A long time ago,
before Windows NT 4.0 I was given a Windows NT 3.51 box to use, on which I installed the "EMWAC HTTPs" web server. Having worked only on remote *nix box previously without access to the CGI-BIN, this was a new experience.
I quickly learnt CGI, but found that Pascal/Delphi was more effort than it was worth to use with CGI, so I went off and got a Perl book and learnt that instead. Perl seemed popular, and there were plenty of scripts lying about free to use.
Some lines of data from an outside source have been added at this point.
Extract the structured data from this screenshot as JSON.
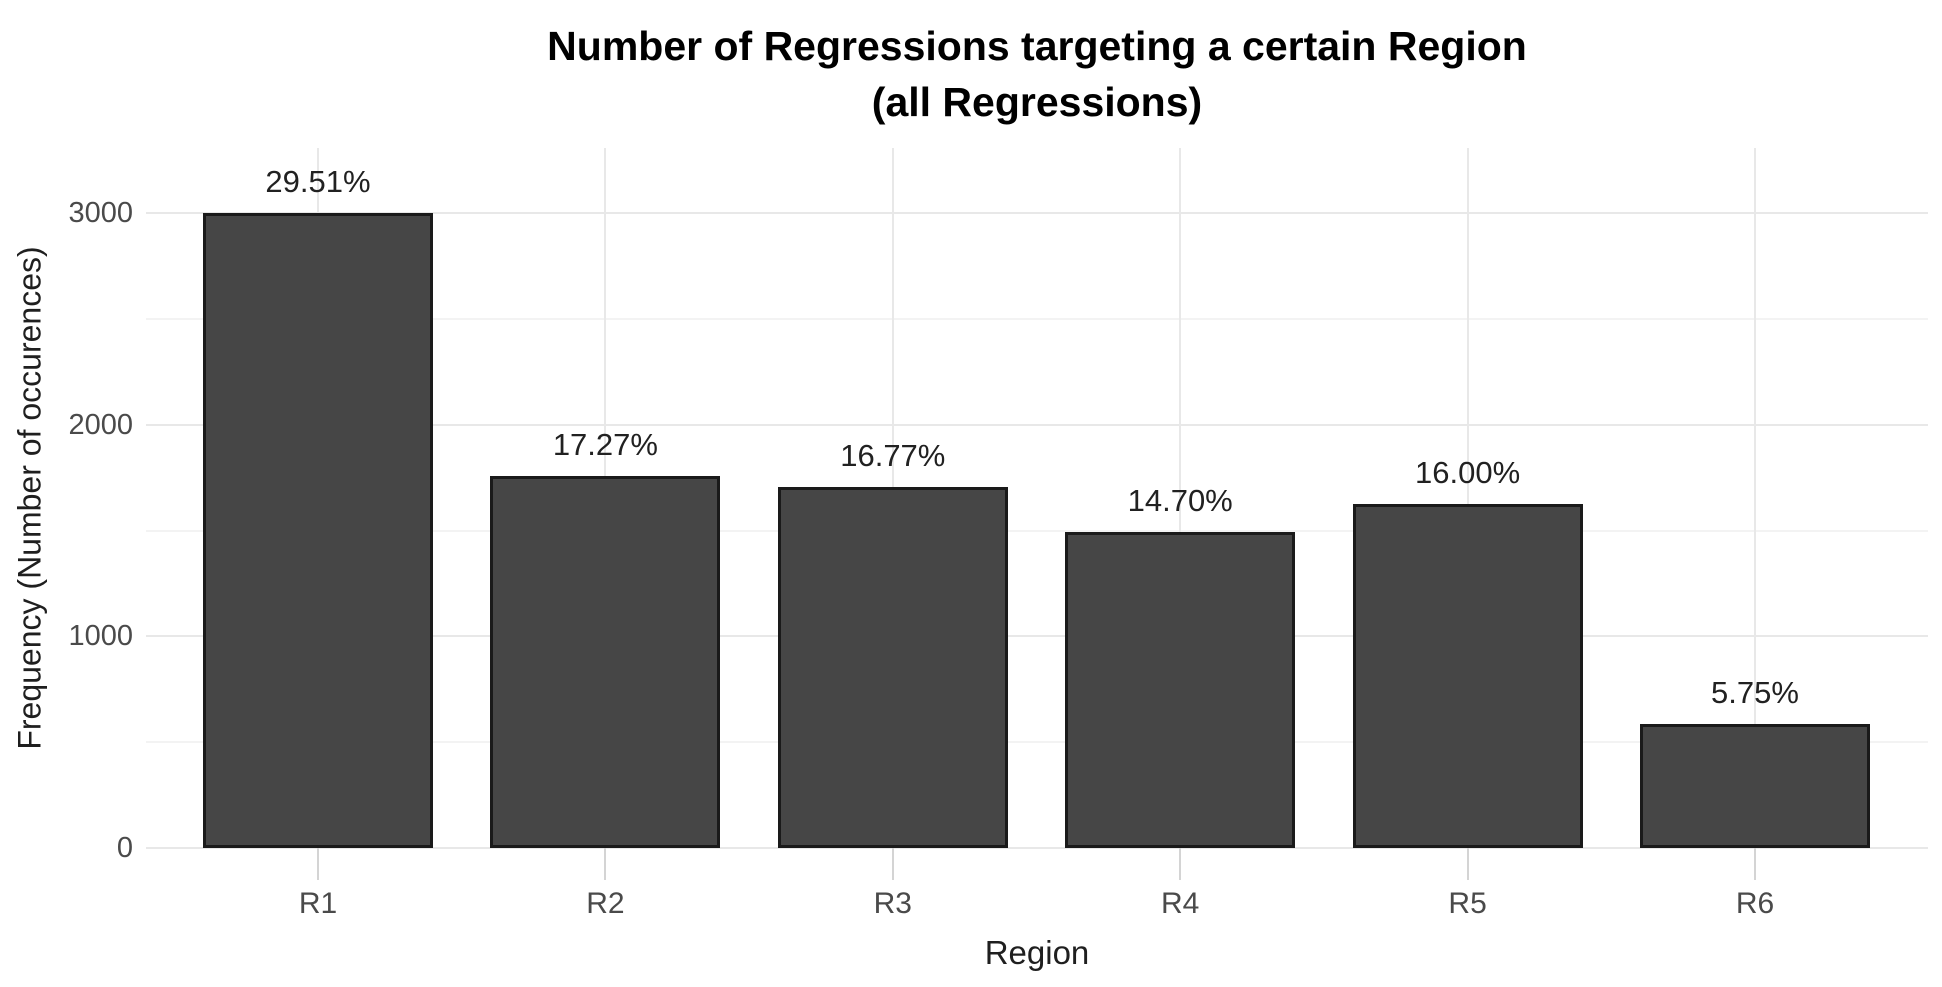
{
  "chart_data": {
    "type": "bar",
    "title": "Number of Regressions targeting a certain Region",
    "subtitle": "(all Regressions)",
    "xlabel": "Region",
    "ylabel": "Frequency (Number of occurences)",
    "categories": [
      "R1",
      "R2",
      "R3",
      "R4",
      "R5",
      "R6"
    ],
    "values": [
      3000,
      1756,
      1705,
      1494,
      1627,
      585
    ],
    "bar_labels": [
      "29.51%",
      "17.27%",
      "16.77%",
      "14.70%",
      "16.00%",
      "5.75%"
    ],
    "y_ticks": [
      0,
      1000,
      2000,
      3000
    ],
    "y_minor_ticks": [
      500,
      1500,
      2500
    ],
    "ylim": [
      0,
      3300
    ],
    "grid": "on",
    "legend": "none",
    "bar_color": "#464646",
    "bar_border_color": "#1a1a1a",
    "major_grid_color": "#e8e8e8",
    "minor_grid_color": "#f3f3f3",
    "tick_mark_color": "#d4d4d4"
  }
}
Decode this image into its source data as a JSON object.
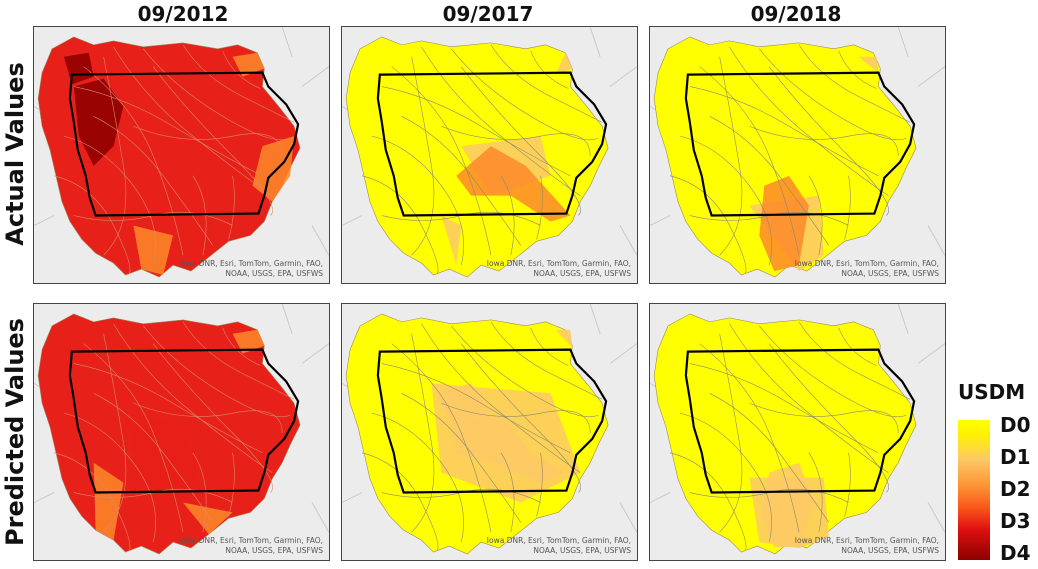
{
  "columns": [
    "09/2012",
    "09/2017",
    "09/2018"
  ],
  "rows": [
    "Actual Values",
    "Predicted Values"
  ],
  "attribution": "Iowa DNR, Esri, TomTom, Garmin, FAO,\nNOAA, USGS, EPA, USFWS",
  "legend": {
    "title": "USDM",
    "labels": [
      "D0",
      "D1",
      "D2",
      "D3",
      "D4"
    ]
  },
  "colors": {
    "D0": "#ffff00",
    "D1": "#fdc966",
    "D2": "#fd8a2a",
    "D3": "#e8201a",
    "D4": "#8b0000"
  },
  "panels": [
    {
      "row": "Actual Values",
      "column": "09/2012",
      "dominant": "D3",
      "secondary": "D2",
      "hotspot": "D4"
    },
    {
      "row": "Actual Values",
      "column": "09/2017",
      "dominant": "D0",
      "secondary": "D1",
      "hotspot": "D2"
    },
    {
      "row": "Actual Values",
      "column": "09/2018",
      "dominant": "D0",
      "secondary": "D1",
      "hotspot": "D2"
    },
    {
      "row": "Predicted Values",
      "column": "09/2012",
      "dominant": "D3",
      "secondary": "D2",
      "hotspot": "D3"
    },
    {
      "row": "Predicted Values",
      "column": "09/2017",
      "dominant": "D0",
      "secondary": "D1",
      "hotspot": "D1"
    },
    {
      "row": "Predicted Values",
      "column": "09/2018",
      "dominant": "D0",
      "secondary": "D1",
      "hotspot": "D1"
    }
  ]
}
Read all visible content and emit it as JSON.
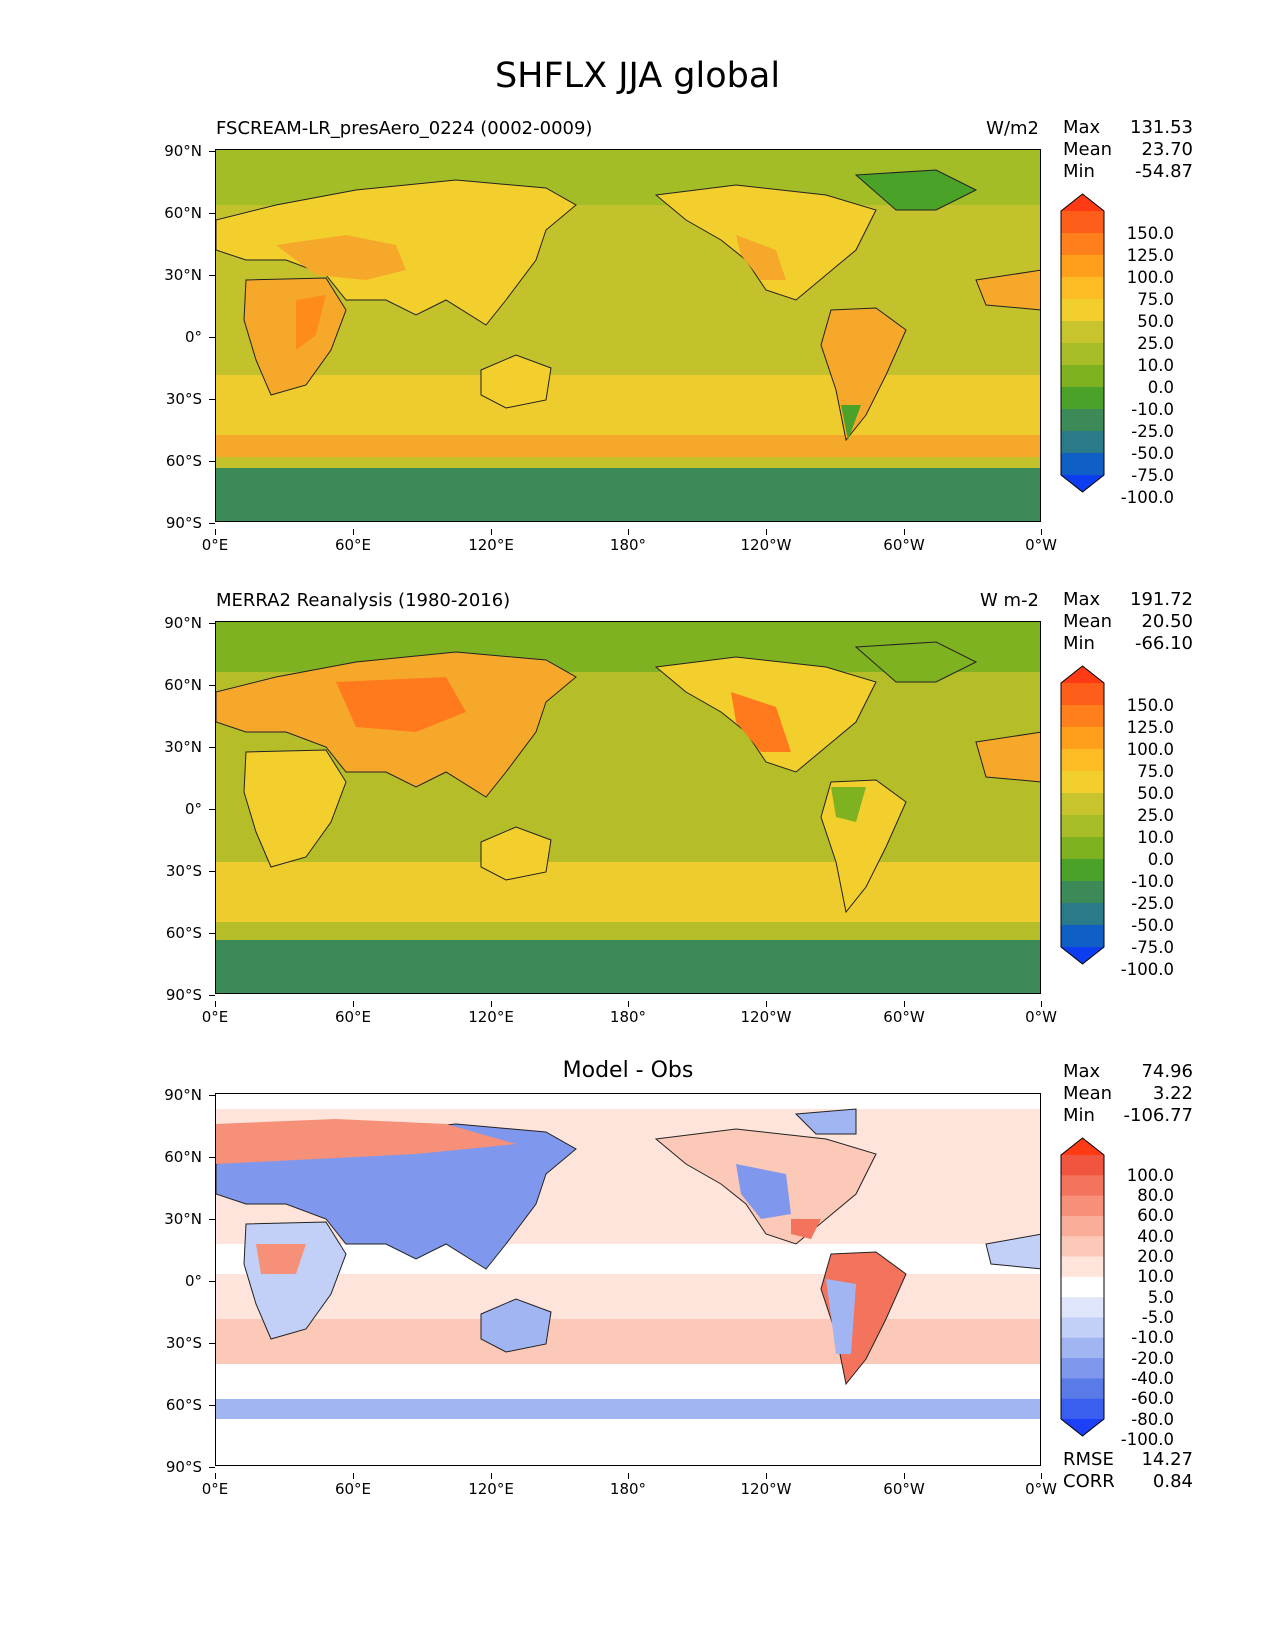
{
  "title": "SHFLX JJA global",
  "lat_ticks": [
    "90°N",
    "60°N",
    "30°N",
    "0°",
    "30°S",
    "60°S",
    "90°S"
  ],
  "lon_ticks": [
    "0°E",
    "60°E",
    "120°E",
    "180°",
    "120°W",
    "60°W",
    "0°W"
  ],
  "panels": [
    {
      "title_left": "FSCREAM-LR_presAero_0224 (0002-0009)",
      "title_right": "W/m2",
      "title_center": "",
      "stats": [
        [
          "Max",
          "131.53"
        ],
        [
          "Mean",
          "23.70"
        ],
        [
          "Min",
          "-54.87"
        ]
      ],
      "colorbar_labels": [
        "150.0",
        "125.0",
        "100.0",
        "75.0",
        "50.0",
        "25.0",
        "10.0",
        "0.0",
        "-10.0",
        "-25.0",
        "-50.0",
        "-75.0",
        "-100.0"
      ],
      "colorbar_colors": [
        "#ff3a14",
        "#ff5e1a",
        "#ff7f1c",
        "#ff9f1a",
        "#fdbb24",
        "#f2cf2c",
        "#c8c42d",
        "#a9bd28",
        "#7fb221",
        "#4aa229",
        "#3b8a58",
        "#2a7a8a",
        "#0f5fc4",
        "#0c3df0"
      ],
      "metrics": []
    },
    {
      "title_left": "MERRA2 Reanalysis (1980-2016)",
      "title_right": "W m-2",
      "title_center": "",
      "stats": [
        [
          "Max",
          "191.72"
        ],
        [
          "Mean",
          "20.50"
        ],
        [
          "Min",
          "-66.10"
        ]
      ],
      "colorbar_labels": [
        "150.0",
        "125.0",
        "100.0",
        "75.0",
        "50.0",
        "25.0",
        "10.0",
        "0.0",
        "-10.0",
        "-25.0",
        "-50.0",
        "-75.0",
        "-100.0"
      ],
      "colorbar_colors": [
        "#ff3a14",
        "#ff5e1a",
        "#ff7f1c",
        "#ff9f1a",
        "#fdbb24",
        "#f2cf2c",
        "#c8c42d",
        "#a9bd28",
        "#7fb221",
        "#4aa229",
        "#3b8a58",
        "#2a7a8a",
        "#0f5fc4",
        "#0c3df0"
      ],
      "metrics": []
    },
    {
      "title_left": "",
      "title_right": "",
      "title_center": "Model - Obs",
      "stats": [
        [
          "Max",
          "74.96"
        ],
        [
          "Mean",
          "3.22"
        ],
        [
          "Min",
          "-106.77"
        ]
      ],
      "colorbar_labels": [
        "100.0",
        "80.0",
        "60.0",
        "40.0",
        "20.0",
        "10.0",
        "5.0",
        "-5.0",
        "-10.0",
        "-20.0",
        "-40.0",
        "-60.0",
        "-80.0",
        "-100.0"
      ],
      "colorbar_colors": [
        "#ff3a14",
        "#f1553f",
        "#f4735c",
        "#f79078",
        "#faad98",
        "#fcc9b8",
        "#fee4da",
        "#ffffff",
        "#dfe5fb",
        "#c2cff7",
        "#a2b5f3",
        "#7f98ee",
        "#5a7ae8",
        "#3a5ef0",
        "#1e3ff8"
      ],
      "metrics": [
        [
          "RMSE",
          "14.27"
        ],
        [
          "CORR",
          "0.84"
        ]
      ]
    }
  ],
  "map_colors": {
    "p1": {
      "ocean": "#c3c12c",
      "ocean_band": "#efcc2e",
      "arctic": "#a3bd27",
      "antarctica": "#3b8a58",
      "land_warm": "#f6a82a",
      "land_hot": "#ff8c1a",
      "land_mild": "#f2cf2c",
      "land_cool": "#7fb221",
      "polar_land": "#4aa229"
    },
    "p2": {
      "ocean": "#b5be29",
      "ocean_band": "#efcc2e",
      "arctic": "#7fb221",
      "antarctica": "#3b8a58",
      "land_warm": "#f6a82a",
      "land_hot": "#ff7a1c",
      "land_mild": "#f2cf2c",
      "land_cool": "#7fb221",
      "polar_land": "#4aa229"
    },
    "p3": {
      "ocean": "#fee4da",
      "ocean_band": "#fcc9b8",
      "arctic": "#ffffff",
      "antarctica": "#ffffff",
      "neg_band": "#a2b5f3",
      "land_blue": "#7f98ee",
      "land_lightblue": "#c2cff7",
      "land_red": "#f4735c",
      "land_pink": "#f79078"
    }
  }
}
Though I had done programming before Perl was very new to me, and it took a while to find the correct resources. I found an old Perl4 CGI library "cgi-lib" and played with that. Back then CGI.pm wasn't distributed with copy of Perl I had, Matt Write didn't use it and anyway I didn't understand it.
I wrote some scripts based upon a customised version of cgi-lib and all was well. I was happy and it did "exactly what i want".
I quickly found that it was not ideal:
- If you distribute your scripts then you have to distribute your library
- It didn't do everything, so you have to for ever expand it
- It wasn't documented, so other people couldn't use it
- It was very unsafe
I had a problem, several script based on old and obsolte code, that was getting messy, difficult to distribute, and had no future.
In steps CGI.pm. Even in the days before ActiveState's PPM, I was able to install it from CPAN on a NT3.51 box. I believe it's shipped as standard with all versions of Perl now. Okay I now had to change my scripts, but I got the following:
- Properly tested code, Perl is easy, CGI is easy, but getting Perl/CGI right is hard. I'm not an expert in CGI, Perl or security, so I use code that's better than mine, and it'll be as good as possible.
- You can buy a book for this module (ISBN 0471247448), and the built-in POD is excellent. It's very well documnted, you don't have to read the source to figure out what it's doing...
- You don't have to use all of it, it goes out of it's way to load only the bits you want. Don't like it's HTML generation methods, don't use them.
- Comes in traditional and OO modes, pick the one you like best.
- If you read the docs you will find it's very flexible, and very easy to get it to do most of the things you may want it to do.
- Most modern scripts and good books will assume it's thre and use it. It is not perfect, but it'e very good, and very available.
Since switching to CGI.pm, my ego may have been deflated, but my code is simpler, more secure, and easy to distribute now.